普遍的なテーマの英語スピーチは難しく面白い

生命・愛情・幸福など、人として普遍性を問う永遠の挑戦。

誰もがその価値を認める一方で、誰もが異なる価値基準を持つのが普遍性のあるテーマです。たとえば、生きることや愛すること、家族や友人の大切さなどは、普遍的なテーマの代表例。説得型スピーチの題材として、こうしたテーマは選ばれやすい傾向にありますが、思いのほか扱いにくいテーマでもあります。

取り組みやすそうな普遍的な話題ほど、説得は難しい。

「幸せとは何か?」という問いは、哲学者でさえも答えるのが難しいテーマです。それを数分間のスピーチで議論し、人を納得させるのはなかなか挑戦的な試みになります。それでもこういうテーマを選ぶ人がいるのは、それだけ普遍的なテーマが身近に存在しているということでしょう。

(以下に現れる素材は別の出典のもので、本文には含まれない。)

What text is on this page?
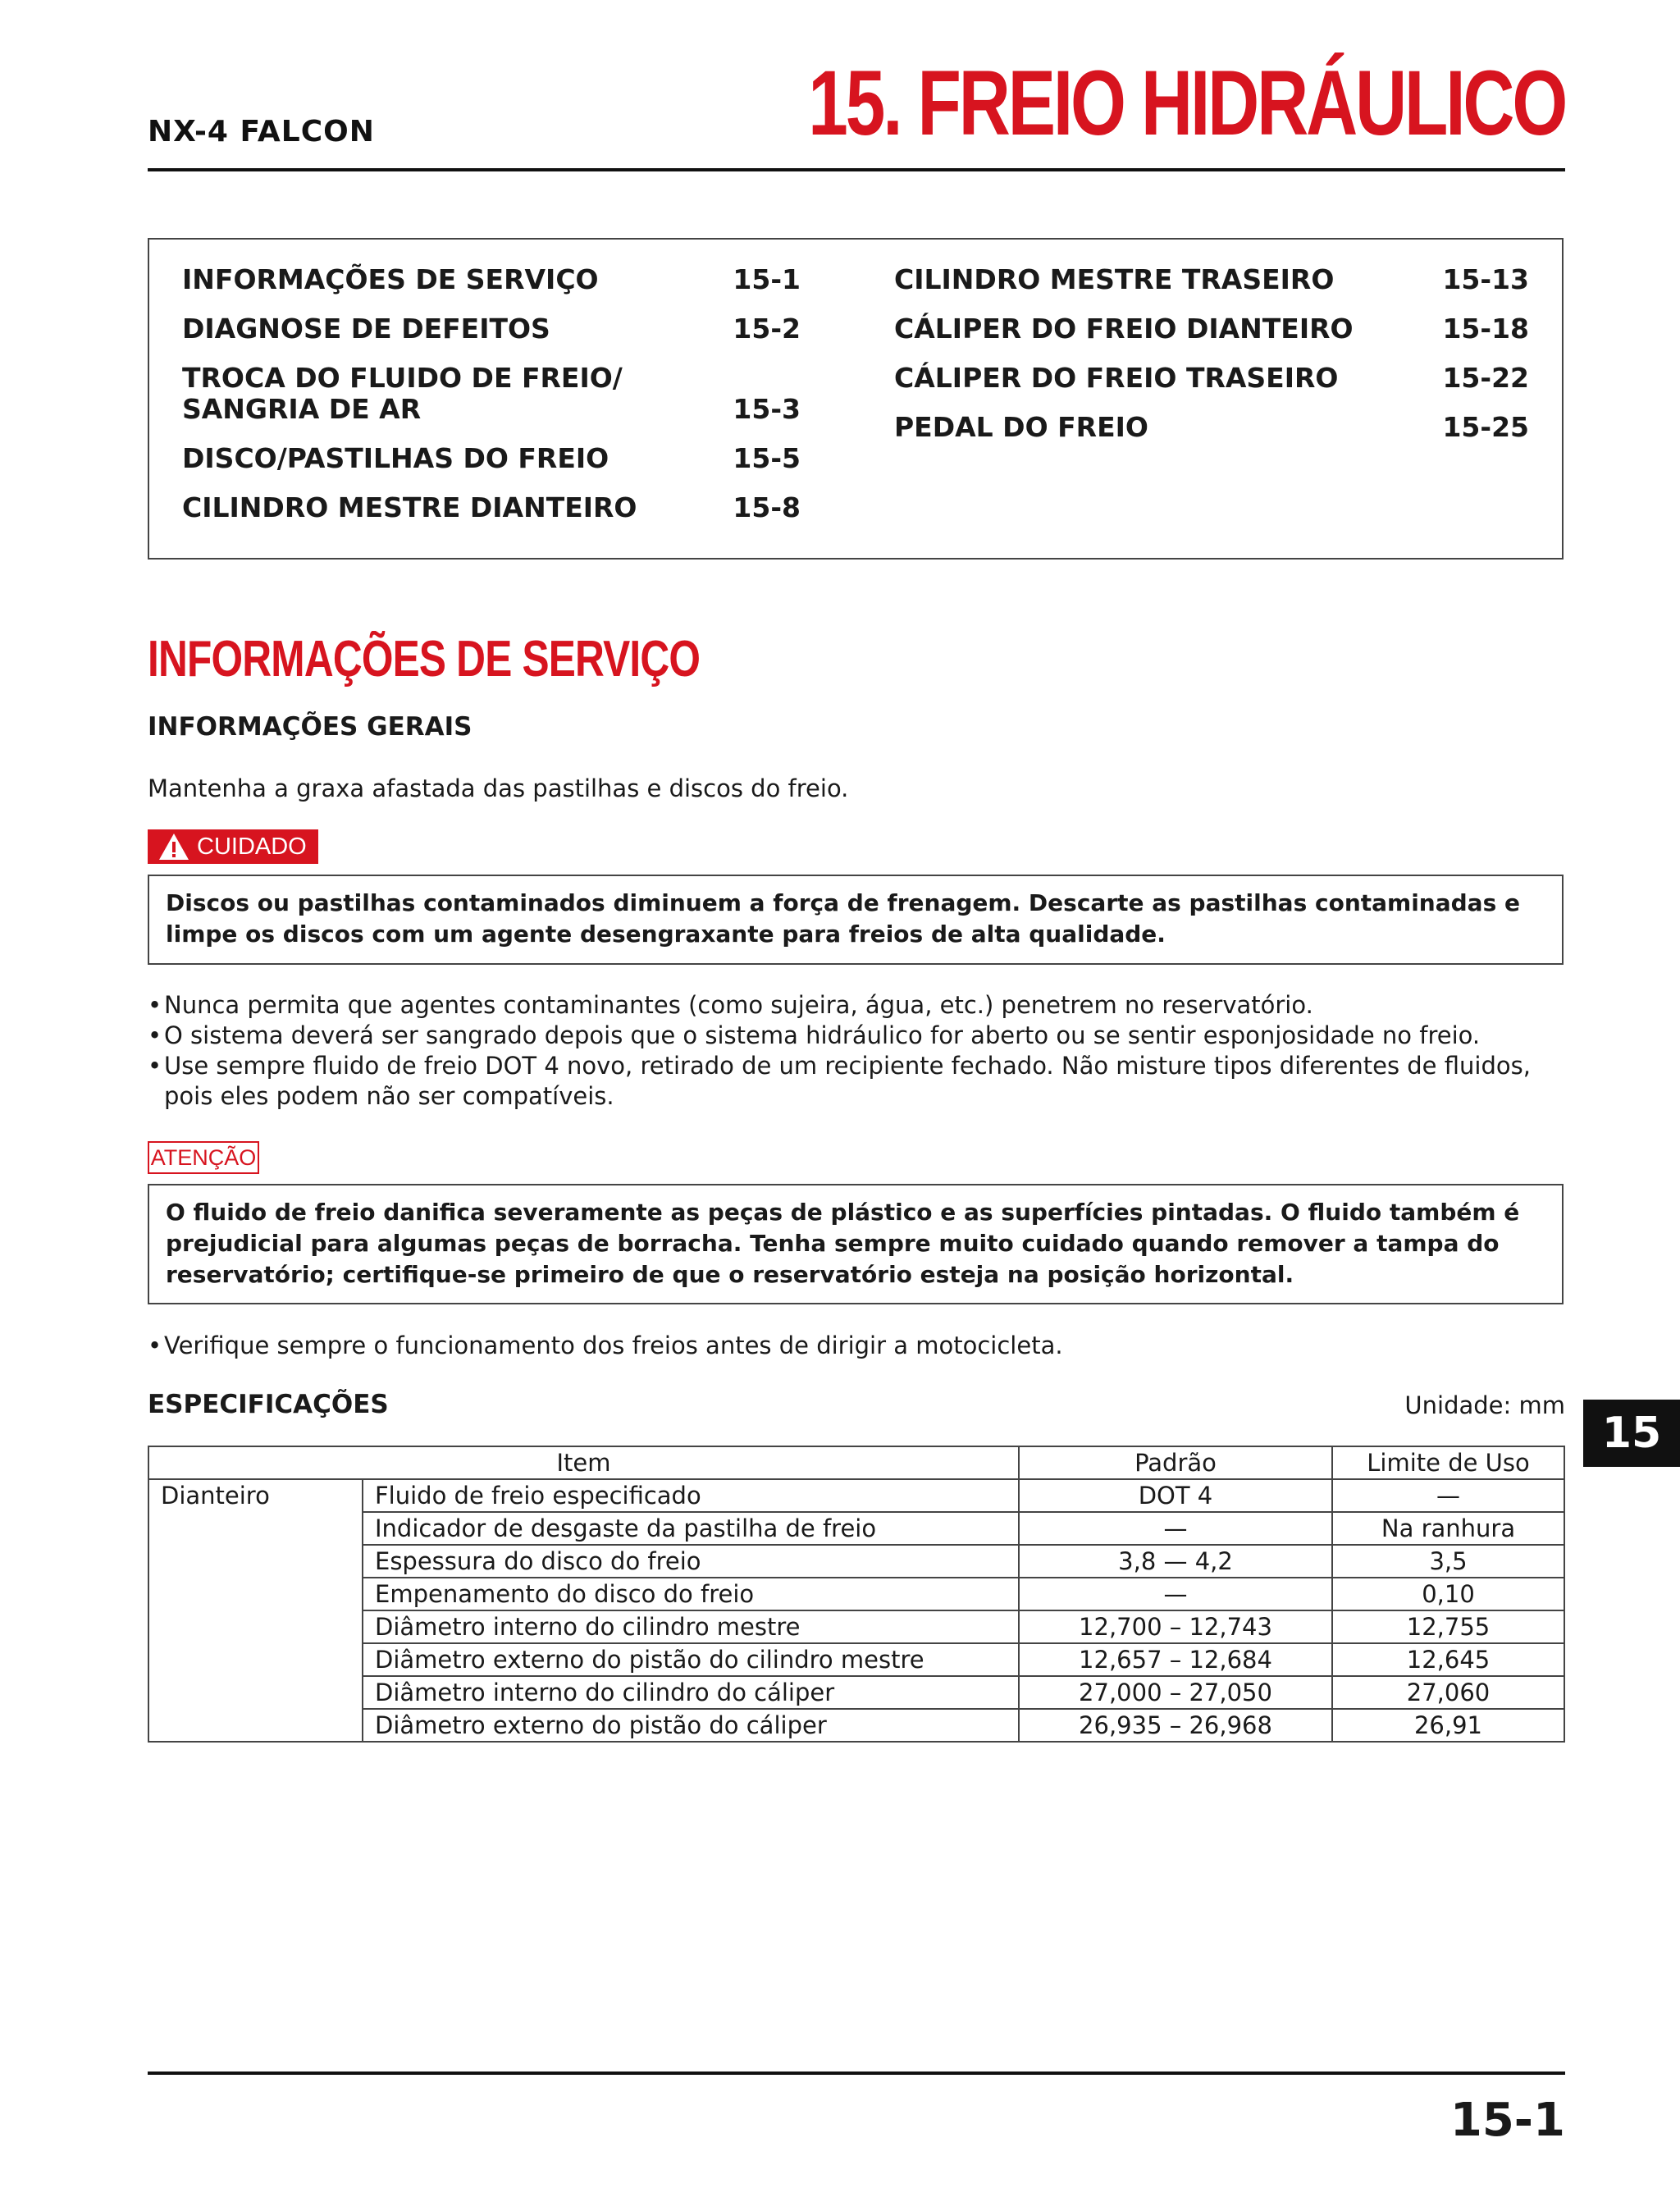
NX-4 FALCON	15. FREIO HIDRÁULICO
INFORMAÇÕES DE SERVIÇO	15-1
DIAGNOSE DE DEFEITOS	15-2
TROCA DO FLUIDO DE FREIO/
SANGRIA DE AR	15-3
DISCO/PASTILHAS DO FREIO	15-5
CILINDRO MESTRE DIANTEIRO	15-8
CILINDRO MESTRE TRASEIRO	15-13
CÁLIPER DO FREIO DIANTEIRO	15-18
CÁLIPER DO FREIO TRASEIRO	15-22
PEDAL DO FREIO	15-25
INFORMAÇÕES DE SERVIÇO
INFORMAÇÕES GERAIS
Mantenha a graxa afastada das pastilhas e discos do freio.
CUIDADO
Discos ou pastilhas contaminados diminuem a força de frenagem. Descarte as pastilhas contaminadas e limpe os discos com um agente desengraxante para freios de alta qualidade.
• Nunca permita que agentes contaminantes (como sujeira, água, etc.) penetrem no reservatório.
• O sistema deverá ser sangrado depois que o sistema hidráulico for aberto ou se sentir esponjosidade no freio.
• Use sempre fluido de freio DOT 4 novo, retirado de um recipiente fechado. Não misture tipos diferentes de fluidos, pois eles podem não ser compatíveis.
ATENÇÃO
O fluido de freio danifica severamente as peças de plástico e as superfícies pintadas. O fluido também é prejudicial para algumas peças de borracha. Tenha sempre muito cuidado quando remover a tampa do reservatório; certifique-se primeiro de que o reservatório esteja na posição horizontal.
• Verifique sempre o funcionamento dos freios antes de dirigir a motocicleta.
ESPECIFICAÇÕES	Unidade: mm
15
Item		Padrão	Limite de Uso
Dianteiro	Fluido de freio especificado	DOT 4	—
	Indicador de desgaste da pastilha de freio	—	Na ranhura
	Espessura do disco do freio	3,8 — 4,2	3,5
	Empenamento do disco do freio	—	0,10
	Diâmetro interno do cilindro mestre	12,700 – 12,743	12,755
	Diâmetro externo do pistão do cilindro mestre	12,657 – 12,684	12,645
	Diâmetro interno do cilindro do cáliper	27,000 – 27,050	27,060
	Diâmetro externo do pistão do cáliper	26,935 – 26,968	26,91
15-1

普遍的なテーマを説得型スピーチの題材に選ぶ場合、多くはストーリーテリング(storytelling)のアプローチをとります。たとえば何かのきっかけで大切な友人を失ってしまい、そのことで初めて友人の大切さに気付いた、といったようなお話です。

中学生や高校生が「個人的経験から自分の気付きを共有する」のが目的であれば、自分の経験を語り、それに根差した発見を聴衆に伝えればそれでスピーチは完成です。ただしこれは説得型スピーチ(persuasive speech)ではなく、あくまでも情報提供型スピーチ(informative speech)としての完成です。

これを説得型スピーチへと発展させるには、話題の展開に明らかな独自性(originality)と、聴衆の行動変革を促すための明確な根拠や必要性、そして解決策が必要です。個人的な経験を共有するだけでは、説得材料としては不十分ということになります。

普遍性の勝負は、人間力の勝負。

一般論として、普遍的な題材はストーリー展開が似たようなものになりやすく、独自性を失いやすい傾向にあります。普遍的なテーマは、聴衆にも何らかの接点があるからこそ、結論が想像されやすいのです。

英語スピーチコンテストで普遍性の高いテーマが続くと、「衝撃体験談コンテスト」のような色合いが濃くなります。冒頭で「最愛の家族を亡くした」といった衝撃的なストーリーが披露されると、確かにその時は聴衆の関心をひきつけます。でもその衝撃だけでは聴衆の関心を維持し続けることはできません。

命の大切さや愛情の尊さに気付いたスピーカーが、そこから何を感じ、何を語るかが大切です。その訴えには独自性・客観性・共感性がなければいけません。統計的観点からドライな話をすれば、話者に何らかの不幸があったとしても、聴衆に不幸が起こることはありません。それゆえ「自分の衝撃ストーリー」だけで他人を説得するのは難しいのです。双方を隔てる感情の壁を乗り越えるには、話者自身の人間力が必要です。

人間力とは、それこそ「普遍的価値」の総合技です。聴衆への愛情や、自己を顧みる謙虚さ、森羅万象に素直に感動する気持ち、これらすべてがスピーチにおける人間力を構成します。普遍的なテーマで勝負する時は、「自分は〇〇な経験をした〇〇な人間だ。だからこそ、皆さんにはぜひ〇〇を考えて、〇〇な行動してほしい」という感情を率直に語りかけ、聴衆の共感を乞う誠実さが必要です。これが、普遍的テーマを扱う難しさでもあり、醍醐味です。

英語スピーチを学ぶなら一度は普遍的テーマに挑戦を

普遍的なテーマの取り扱いが難しいということは、それだけスピーカーを成長させるということです。説得型スピーチを学ぶ人にとっては、ぜひ一度は挑戦してみる価値があります。

お恥ずかしながら、私が高校時代に初めて学外のスピーチコンテストに出場したときのタイトルは "True Happiness" でした。今思えば絶対にありえない超普遍的なタイトルです。でもそれなりにスピーチとして形になったのは、高校生だった自分が、妥協なく「幸せ」というテーマと全力で向き合っていたからかもしれません。

いつの時代も、人の心を動かすのが誠実な熱意であるとするならば、それもまたスピーチが持つ普遍性の面白さだと言えるでしょう。